The breaker also coalesces boots within 30 seconds of each other — Python subprocess imports during diagnostic scripts look like restarts but aren't, so we don't false-trigger.

What the loop actually does each cycle

Concretely, here's what fires every 30 minutes:

Look at recent error journal + Discord traffic + any active project from a previous cycle
Decide: continue the active multi-cycle project, or propose a new one
If new: call Claude (via Pro Max for zero marginal cost) to propose ONE specific improvement with a title, file, and patch
Run the patch through parse-check + snapshot + atomic write
Self-restart, verify health
If health OK: log to BUILD_NOTES, ping #alerts, sleep 30 min
If health bad: watchdog rolls back, eternal loop notes the failure, sleeps

It runs 1-6 improvements per day under normal conditions (the daily cap is 6 to prevent runaway). Most are small — better error handling, additional intent matchers, refactored handlers. A few times a week it ships something substantial.

Failure modes we hit before getting it right

The mounting bug

For two weeks, self_modify_code returned success strings but the file never actually changed. Reason: the Docker compose file had /app/jarvis.py:ro — read- only mount. Every write failed silently with errno 30, but the tool wrapper reported "applied" because the success path didn't check the return code carefully.

Fix: changed :ro → no suffix in docker-compose, AND added an explicit write-then-verify-checksum step. Anti-fab counter caught this after the change with a new marker pattern ("[Errno 30] read-only file system" → status=error).

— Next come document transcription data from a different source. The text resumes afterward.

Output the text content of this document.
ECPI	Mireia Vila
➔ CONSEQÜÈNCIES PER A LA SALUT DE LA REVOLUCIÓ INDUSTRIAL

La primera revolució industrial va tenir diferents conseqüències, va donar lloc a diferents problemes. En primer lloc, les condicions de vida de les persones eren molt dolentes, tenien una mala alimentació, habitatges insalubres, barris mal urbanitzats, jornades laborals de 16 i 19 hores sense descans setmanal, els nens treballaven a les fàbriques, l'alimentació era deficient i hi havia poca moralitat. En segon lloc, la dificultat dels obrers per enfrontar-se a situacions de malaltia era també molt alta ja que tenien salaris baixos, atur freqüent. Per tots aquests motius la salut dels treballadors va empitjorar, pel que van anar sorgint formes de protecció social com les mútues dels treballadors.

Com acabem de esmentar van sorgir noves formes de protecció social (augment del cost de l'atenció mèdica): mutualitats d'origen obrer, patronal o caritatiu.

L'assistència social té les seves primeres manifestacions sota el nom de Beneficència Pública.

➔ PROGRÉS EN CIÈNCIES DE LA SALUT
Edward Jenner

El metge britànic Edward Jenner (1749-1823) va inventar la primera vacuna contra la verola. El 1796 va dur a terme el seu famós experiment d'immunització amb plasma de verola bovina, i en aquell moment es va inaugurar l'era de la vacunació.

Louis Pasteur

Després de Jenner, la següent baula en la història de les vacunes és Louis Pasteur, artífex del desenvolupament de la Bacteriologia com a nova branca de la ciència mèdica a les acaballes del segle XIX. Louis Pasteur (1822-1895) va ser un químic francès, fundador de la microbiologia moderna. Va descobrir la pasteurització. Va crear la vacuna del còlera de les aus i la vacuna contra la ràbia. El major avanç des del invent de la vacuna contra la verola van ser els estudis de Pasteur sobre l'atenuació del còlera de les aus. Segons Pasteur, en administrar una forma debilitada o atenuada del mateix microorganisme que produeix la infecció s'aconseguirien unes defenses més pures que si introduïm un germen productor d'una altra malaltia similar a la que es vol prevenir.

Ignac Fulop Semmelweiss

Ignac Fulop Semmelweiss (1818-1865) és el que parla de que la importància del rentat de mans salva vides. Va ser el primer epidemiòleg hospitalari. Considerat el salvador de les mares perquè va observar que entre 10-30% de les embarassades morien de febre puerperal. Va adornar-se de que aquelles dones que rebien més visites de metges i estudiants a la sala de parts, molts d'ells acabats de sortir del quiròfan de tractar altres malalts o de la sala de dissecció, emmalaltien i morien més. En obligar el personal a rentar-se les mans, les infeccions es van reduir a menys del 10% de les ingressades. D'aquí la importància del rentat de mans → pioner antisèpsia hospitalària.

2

The OAuth-token blind spot

For another two weeks, the Pro Max subscription routing "wasn't working." Every smart query was paying OpenRouter per token. The bridge to the user's laptop was offline (correctly — there was no laptop), and the cloud-local OAuth path existed but the pre-flight auth check only scanned files in /root/.claude, never the CLAUDE_CODE_OAUTH_TOKEN env var. The token was right there. The check just didn't look.

One-line fix. Lost weeks. Caught when we added the audit script that probes every site claim against live state.

The breaker false-trip

Restart-cascade breaker was too eager. We were running diagnostic Python scripts that imported the eternal_state module, which (because we record a boot per import) counted each as a restart. After a busy debugging session, the breaker tripped — eternal loop paused with the misleading "4 real restarts in 60 minutes" message, no actual restarts having occurred.

Fix: coalesce boot records within 30 seconds. Subprocess imports are instant; real container restarts take 20+ seconds. We only count restarts that pass the time gate.

Why this matters for the product

If we get the rails right, the eternal loop is a 30%-50% velocity multiplier on a 1-person team. It's the difference between shipping like a small startup and shipping like a medium one.

If we get the rails wrong, the loop breaks the product worse than a human ever would, and faster.

The rails matter more than the loop. The loop is the bet; the rails are the contract that makes the bet survivable.